У кого лучше всего узнать всю подноготную журналистки? У кого-нибудь из ее коллег, конечно! Тони так и поступил. Один его старый знакомец-газетчик рассказал, что ее родители умерли рано, девчонка, едва успевшая окончить школу, стала содержанкой богатого старика. Вскоре она упросила своего покровителя оплачивать ее учебу в университете. Закончила факультет журналистики. Престарелый любовник устроил на работу в газету. Тут она его бросила. Ему на смену пришли молодые любовники.

— Вертятся возле нее и американцы, — закончил свой рассказ знакомец Найта и спросил, лукаво сощурившись: — А чем она, собственно, тебя так заинтересовала? — И поскольку Тони лишь неопределенно пожал плечами, журналист ответил самому себе: — Чертовски привлекательная женщина! Цветение плоти. Цветение, но не чрезмерное обилие плоти! Зато изобилие женственности, просто буйство какое-то женственности!

Когда-то, еще в детстве, Вадим нашел среди оставшихся от деда бумаг крошечный «Карманный блок-нотъ» (так гласила полустершаяся надпись, черными печатными буквами перечеркнувшая обложку наискосок). Блокнот был чист, заполнены лишь первые две странички. Там был текст, предназначенный, как бы сейчас сказали, для аутотренинга. Вот что там было написано барочным, вычурным почерком начала века:

«У меня сильная воля. Никто не может противиться моему влиянию.

Я господин моих собственных действий.

Я никогда не буду возбужден, смущен и не впаду в отчаяние.

Я твердо решил иметь успех и уверен, что добьюсь его.

Я никогда не приму поспешного необдуманного решения.

У меня никогда не будет сожаления после принятого мною решения.

Мне удадутся все мои предприятия. Я не могу не успевать в них.

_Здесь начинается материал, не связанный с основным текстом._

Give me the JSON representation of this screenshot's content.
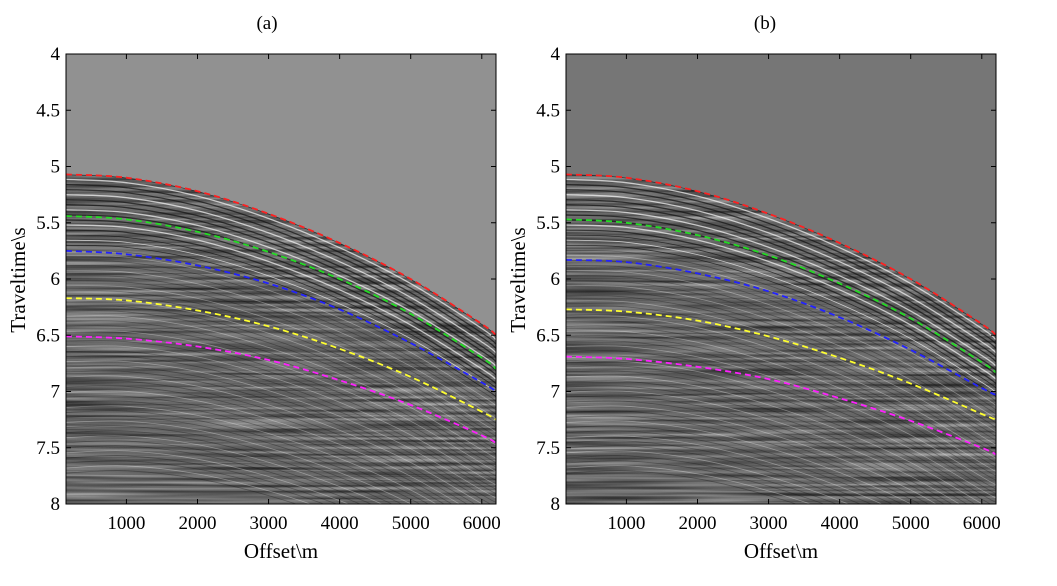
{
  "chart_data": [
    {
      "type": "line",
      "panel_label": "(a)",
      "xlabel": "Offset\\m",
      "ylabel": "Traveltime\\s",
      "xlim": [
        150,
        6200
      ],
      "ylim": [
        4,
        8
      ],
      "y_reversed": true,
      "x_ticks": [
        1000,
        2000,
        3000,
        4000,
        5000,
        6000
      ],
      "y_ticks": [
        4,
        4.5,
        5,
        5.5,
        6,
        6.5,
        7,
        7.5,
        8
      ],
      "y_tick_labels": [
        "4",
        "4.5",
        "5",
        "5.5",
        "6",
        "6.5",
        "7",
        "7.5",
        "8"
      ],
      "background_color": "#919191",
      "grid": false,
      "x": [
        150,
        1000,
        2000,
        3000,
        4000,
        5000,
        6000,
        6200
      ],
      "series": [
        {
          "color": "#ff2020",
          "values": [
            5.07,
            5.1,
            5.22,
            5.42,
            5.68,
            6.0,
            6.4,
            6.5
          ]
        },
        {
          "color": "#22dd22",
          "values": [
            5.44,
            5.47,
            5.58,
            5.76,
            6.0,
            6.31,
            6.7,
            6.8
          ]
        },
        {
          "color": "#2222ff",
          "values": [
            5.75,
            5.78,
            5.88,
            6.04,
            6.27,
            6.57,
            6.92,
            7.0
          ]
        },
        {
          "color": "#ffff30",
          "values": [
            6.17,
            6.19,
            6.28,
            6.42,
            6.62,
            6.87,
            7.18,
            7.25
          ]
        },
        {
          "color": "#ff20ff",
          "values": [
            6.51,
            6.53,
            6.6,
            6.72,
            6.9,
            7.12,
            7.39,
            7.46
          ]
        }
      ]
    },
    {
      "type": "line",
      "panel_label": "(b)",
      "xlabel": "Offset\\m",
      "ylabel": "Traveltime\\s",
      "xlim": [
        150,
        6200
      ],
      "ylim": [
        4,
        8
      ],
      "y_reversed": true,
      "x_ticks": [
        1000,
        2000,
        3000,
        4000,
        5000,
        6000
      ],
      "y_ticks": [
        4,
        4.5,
        5,
        5.5,
        6,
        6.5,
        7,
        7.5,
        8
      ],
      "y_tick_labels": [
        "4",
        "4.5",
        "5",
        "5.5",
        "6",
        "6.5",
        "7",
        "7.5",
        "8"
      ],
      "background_color": "#767676",
      "grid": false,
      "x": [
        150,
        1000,
        2000,
        3000,
        4000,
        5000,
        6000,
        6200
      ],
      "series": [
        {
          "color": "#ff2020",
          "values": [
            5.07,
            5.1,
            5.22,
            5.42,
            5.68,
            6.0,
            6.4,
            6.5
          ]
        },
        {
          "color": "#22dd22",
          "values": [
            5.47,
            5.5,
            5.61,
            5.79,
            6.04,
            6.35,
            6.74,
            6.83
          ]
        },
        {
          "color": "#2222ff",
          "values": [
            5.83,
            5.85,
            5.95,
            6.11,
            6.34,
            6.63,
            6.97,
            7.03
          ]
        },
        {
          "color": "#ffff30",
          "values": [
            6.27,
            6.29,
            6.37,
            6.51,
            6.7,
            6.93,
            7.2,
            7.25
          ]
        },
        {
          "color": "#ff20ff",
          "values": [
            6.69,
            6.71,
            6.78,
            6.89,
            7.06,
            7.26,
            7.5,
            7.56
          ]
        }
      ]
    }
  ]
}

Я никогда ничего не сделаю наполовину.

У меня твердая воля».

Эти заклинания так поразили юное воображение Осташева, что он скопировал их, занес в свой собственный блокнот, куда записывал чужие мудрые изречения, а также мысли, которые приходили ему в голову и казались значительными.

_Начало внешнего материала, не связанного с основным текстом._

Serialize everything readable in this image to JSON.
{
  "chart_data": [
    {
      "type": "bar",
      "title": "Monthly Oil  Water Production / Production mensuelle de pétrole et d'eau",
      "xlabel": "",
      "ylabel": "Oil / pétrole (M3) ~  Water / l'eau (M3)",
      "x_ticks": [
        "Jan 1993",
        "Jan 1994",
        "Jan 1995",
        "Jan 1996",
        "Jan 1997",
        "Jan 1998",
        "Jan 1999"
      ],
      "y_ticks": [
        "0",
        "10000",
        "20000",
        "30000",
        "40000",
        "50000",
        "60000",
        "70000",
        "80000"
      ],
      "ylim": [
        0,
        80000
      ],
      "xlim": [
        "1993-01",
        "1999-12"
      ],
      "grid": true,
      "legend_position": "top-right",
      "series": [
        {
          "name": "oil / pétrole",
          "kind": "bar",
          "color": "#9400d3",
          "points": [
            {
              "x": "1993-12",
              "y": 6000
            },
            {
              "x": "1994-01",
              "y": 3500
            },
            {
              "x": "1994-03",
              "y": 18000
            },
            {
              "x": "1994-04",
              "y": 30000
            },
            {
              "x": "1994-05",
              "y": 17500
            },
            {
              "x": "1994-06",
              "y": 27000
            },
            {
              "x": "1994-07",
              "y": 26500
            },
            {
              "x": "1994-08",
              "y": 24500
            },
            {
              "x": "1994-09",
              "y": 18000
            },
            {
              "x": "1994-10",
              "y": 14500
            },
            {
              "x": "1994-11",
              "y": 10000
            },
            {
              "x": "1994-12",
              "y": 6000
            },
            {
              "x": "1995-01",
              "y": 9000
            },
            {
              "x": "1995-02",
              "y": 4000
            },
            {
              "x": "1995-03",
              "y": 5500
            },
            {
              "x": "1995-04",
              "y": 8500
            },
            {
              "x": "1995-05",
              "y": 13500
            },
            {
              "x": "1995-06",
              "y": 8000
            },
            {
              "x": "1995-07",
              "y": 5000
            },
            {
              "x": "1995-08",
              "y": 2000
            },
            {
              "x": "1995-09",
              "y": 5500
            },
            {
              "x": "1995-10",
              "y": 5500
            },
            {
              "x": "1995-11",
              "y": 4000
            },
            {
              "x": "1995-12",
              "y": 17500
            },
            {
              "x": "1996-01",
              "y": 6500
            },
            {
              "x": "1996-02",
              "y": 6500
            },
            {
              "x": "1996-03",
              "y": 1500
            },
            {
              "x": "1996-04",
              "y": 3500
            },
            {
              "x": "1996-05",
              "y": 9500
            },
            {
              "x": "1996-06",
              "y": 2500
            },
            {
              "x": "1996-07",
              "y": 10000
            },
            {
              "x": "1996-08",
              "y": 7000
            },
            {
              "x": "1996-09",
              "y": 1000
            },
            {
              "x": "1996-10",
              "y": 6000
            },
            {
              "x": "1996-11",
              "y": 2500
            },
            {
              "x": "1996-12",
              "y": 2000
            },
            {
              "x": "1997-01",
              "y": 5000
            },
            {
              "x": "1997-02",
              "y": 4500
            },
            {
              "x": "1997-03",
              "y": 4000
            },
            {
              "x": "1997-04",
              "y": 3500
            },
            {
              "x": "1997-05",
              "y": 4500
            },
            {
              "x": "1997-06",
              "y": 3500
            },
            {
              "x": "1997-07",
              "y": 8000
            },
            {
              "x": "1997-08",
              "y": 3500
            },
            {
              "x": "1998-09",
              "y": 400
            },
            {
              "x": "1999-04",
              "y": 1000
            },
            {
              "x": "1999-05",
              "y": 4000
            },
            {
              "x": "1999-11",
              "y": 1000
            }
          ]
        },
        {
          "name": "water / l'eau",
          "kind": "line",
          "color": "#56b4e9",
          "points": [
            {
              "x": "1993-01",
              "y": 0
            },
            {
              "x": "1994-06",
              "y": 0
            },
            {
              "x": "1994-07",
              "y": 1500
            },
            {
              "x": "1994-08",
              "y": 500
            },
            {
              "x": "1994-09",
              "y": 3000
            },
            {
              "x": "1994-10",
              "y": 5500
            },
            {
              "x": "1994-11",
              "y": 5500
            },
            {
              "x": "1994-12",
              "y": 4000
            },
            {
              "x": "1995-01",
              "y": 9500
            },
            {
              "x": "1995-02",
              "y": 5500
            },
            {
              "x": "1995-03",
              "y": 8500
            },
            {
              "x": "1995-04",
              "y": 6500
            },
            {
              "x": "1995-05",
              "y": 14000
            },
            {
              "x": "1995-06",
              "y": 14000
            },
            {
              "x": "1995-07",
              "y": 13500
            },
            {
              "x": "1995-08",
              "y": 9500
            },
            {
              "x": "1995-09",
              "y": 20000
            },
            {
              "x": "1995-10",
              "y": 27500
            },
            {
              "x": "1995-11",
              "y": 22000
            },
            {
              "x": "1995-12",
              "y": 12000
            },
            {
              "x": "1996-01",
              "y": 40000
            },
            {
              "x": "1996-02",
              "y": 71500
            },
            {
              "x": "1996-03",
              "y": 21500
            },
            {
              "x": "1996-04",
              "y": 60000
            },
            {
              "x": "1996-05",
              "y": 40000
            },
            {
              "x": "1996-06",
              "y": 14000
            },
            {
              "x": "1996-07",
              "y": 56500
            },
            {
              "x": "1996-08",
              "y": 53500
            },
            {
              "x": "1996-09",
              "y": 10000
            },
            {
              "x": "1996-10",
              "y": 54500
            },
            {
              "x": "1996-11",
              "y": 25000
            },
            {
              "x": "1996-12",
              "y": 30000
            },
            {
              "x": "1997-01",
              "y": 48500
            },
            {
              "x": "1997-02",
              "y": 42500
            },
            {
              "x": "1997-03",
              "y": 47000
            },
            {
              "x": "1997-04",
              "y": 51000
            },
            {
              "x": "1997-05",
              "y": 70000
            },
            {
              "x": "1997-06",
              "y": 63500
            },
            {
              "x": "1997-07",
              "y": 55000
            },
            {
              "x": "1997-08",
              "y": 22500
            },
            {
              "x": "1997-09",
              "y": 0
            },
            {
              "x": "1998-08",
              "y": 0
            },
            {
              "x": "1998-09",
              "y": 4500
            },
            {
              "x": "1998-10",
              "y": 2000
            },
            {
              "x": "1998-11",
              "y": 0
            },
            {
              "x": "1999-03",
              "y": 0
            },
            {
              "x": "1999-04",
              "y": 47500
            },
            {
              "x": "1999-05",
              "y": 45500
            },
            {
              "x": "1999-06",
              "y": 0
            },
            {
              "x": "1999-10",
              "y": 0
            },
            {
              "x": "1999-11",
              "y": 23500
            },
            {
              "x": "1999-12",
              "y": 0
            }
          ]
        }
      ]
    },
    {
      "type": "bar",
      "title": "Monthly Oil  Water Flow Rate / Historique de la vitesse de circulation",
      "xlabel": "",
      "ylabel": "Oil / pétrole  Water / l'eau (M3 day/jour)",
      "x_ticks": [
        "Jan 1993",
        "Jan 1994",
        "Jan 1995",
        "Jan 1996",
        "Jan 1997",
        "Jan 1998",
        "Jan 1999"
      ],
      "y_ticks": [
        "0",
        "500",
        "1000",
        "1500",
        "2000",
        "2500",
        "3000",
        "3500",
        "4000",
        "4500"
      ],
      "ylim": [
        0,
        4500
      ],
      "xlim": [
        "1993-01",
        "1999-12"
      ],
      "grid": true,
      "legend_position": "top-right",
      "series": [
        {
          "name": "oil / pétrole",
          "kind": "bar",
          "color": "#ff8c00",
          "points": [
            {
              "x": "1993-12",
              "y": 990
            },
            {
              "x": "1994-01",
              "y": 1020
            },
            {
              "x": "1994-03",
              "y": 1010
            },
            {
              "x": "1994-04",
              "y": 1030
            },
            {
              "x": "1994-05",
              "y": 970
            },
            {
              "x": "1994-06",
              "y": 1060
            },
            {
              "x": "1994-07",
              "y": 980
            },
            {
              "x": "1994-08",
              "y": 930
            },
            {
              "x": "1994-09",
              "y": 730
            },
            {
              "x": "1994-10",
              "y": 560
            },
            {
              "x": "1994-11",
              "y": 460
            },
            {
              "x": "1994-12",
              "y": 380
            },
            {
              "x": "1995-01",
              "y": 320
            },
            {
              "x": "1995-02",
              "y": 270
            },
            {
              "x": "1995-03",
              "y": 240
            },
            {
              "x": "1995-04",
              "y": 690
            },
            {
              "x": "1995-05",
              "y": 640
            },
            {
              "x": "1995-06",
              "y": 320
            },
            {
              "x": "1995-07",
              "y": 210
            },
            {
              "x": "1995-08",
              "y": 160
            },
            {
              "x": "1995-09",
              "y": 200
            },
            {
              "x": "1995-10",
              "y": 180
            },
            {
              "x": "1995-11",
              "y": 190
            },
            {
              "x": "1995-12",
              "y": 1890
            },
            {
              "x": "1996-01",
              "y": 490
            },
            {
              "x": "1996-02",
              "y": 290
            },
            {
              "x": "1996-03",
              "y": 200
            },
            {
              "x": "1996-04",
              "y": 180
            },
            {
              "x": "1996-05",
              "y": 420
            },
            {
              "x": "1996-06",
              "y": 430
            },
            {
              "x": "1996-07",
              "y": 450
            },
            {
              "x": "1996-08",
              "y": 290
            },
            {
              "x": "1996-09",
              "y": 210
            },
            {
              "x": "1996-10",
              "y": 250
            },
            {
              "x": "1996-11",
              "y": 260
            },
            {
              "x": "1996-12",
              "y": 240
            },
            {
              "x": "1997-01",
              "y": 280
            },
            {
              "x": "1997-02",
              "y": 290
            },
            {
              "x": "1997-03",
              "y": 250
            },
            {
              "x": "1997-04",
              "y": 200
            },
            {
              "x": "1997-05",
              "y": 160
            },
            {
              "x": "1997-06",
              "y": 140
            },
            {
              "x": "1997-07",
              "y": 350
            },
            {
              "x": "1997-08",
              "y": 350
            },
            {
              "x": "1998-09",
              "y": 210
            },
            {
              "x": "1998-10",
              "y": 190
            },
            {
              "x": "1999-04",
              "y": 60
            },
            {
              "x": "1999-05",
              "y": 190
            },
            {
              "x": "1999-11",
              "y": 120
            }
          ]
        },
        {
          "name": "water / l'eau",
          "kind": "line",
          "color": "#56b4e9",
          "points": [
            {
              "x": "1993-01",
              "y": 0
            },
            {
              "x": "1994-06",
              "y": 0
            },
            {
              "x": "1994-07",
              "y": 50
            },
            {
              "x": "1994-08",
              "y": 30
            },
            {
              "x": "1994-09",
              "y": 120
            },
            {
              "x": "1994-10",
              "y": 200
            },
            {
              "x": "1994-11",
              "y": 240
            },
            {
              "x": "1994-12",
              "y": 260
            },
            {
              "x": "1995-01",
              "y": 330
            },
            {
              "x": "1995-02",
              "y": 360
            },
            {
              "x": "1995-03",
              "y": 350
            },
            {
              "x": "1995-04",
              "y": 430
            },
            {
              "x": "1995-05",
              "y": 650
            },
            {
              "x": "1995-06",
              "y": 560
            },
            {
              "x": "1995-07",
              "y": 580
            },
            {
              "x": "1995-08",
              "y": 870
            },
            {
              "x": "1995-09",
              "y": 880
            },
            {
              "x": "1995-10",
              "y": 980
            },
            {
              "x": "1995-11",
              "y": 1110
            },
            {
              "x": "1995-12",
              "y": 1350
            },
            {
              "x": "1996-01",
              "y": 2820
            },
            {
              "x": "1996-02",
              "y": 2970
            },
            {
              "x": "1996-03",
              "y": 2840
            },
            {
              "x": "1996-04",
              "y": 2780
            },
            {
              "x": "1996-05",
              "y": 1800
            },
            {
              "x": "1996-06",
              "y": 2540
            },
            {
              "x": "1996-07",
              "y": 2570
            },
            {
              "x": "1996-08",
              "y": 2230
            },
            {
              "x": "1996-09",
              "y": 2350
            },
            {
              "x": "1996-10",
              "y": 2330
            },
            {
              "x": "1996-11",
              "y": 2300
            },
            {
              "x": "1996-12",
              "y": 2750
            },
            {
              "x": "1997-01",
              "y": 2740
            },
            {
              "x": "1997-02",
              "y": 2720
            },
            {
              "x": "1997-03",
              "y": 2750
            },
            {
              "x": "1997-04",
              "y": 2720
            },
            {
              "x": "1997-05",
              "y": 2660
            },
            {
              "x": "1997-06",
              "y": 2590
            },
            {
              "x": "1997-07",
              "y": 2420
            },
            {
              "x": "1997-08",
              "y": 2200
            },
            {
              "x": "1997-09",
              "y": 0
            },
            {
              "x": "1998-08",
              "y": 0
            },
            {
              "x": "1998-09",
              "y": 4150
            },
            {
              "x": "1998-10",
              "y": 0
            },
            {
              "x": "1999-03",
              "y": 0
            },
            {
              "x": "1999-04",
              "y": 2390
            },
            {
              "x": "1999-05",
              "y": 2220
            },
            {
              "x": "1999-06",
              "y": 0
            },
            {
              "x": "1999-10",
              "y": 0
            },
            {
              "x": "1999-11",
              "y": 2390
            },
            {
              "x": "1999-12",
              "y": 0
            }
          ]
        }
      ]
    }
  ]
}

Рядом с дедовским «текстом для аутотренинга» он пометил, что Аристотель считал избыточность какого-либо свойства характера разрушающей его истинную природу. Мудрец древности был за золотую середину. Так, например, мужество он определял, как «середину между страхом и дерзновением», благоразумие — как «нечто среднее по отношению к наслаждению».

Руководствуясь наставлениями Аристотеля, Вадим сделал к дедовским заклинаниям такую поправку:

«Я хочу иметь твердую, сильную волю в сочетании с разумной уступчивостью».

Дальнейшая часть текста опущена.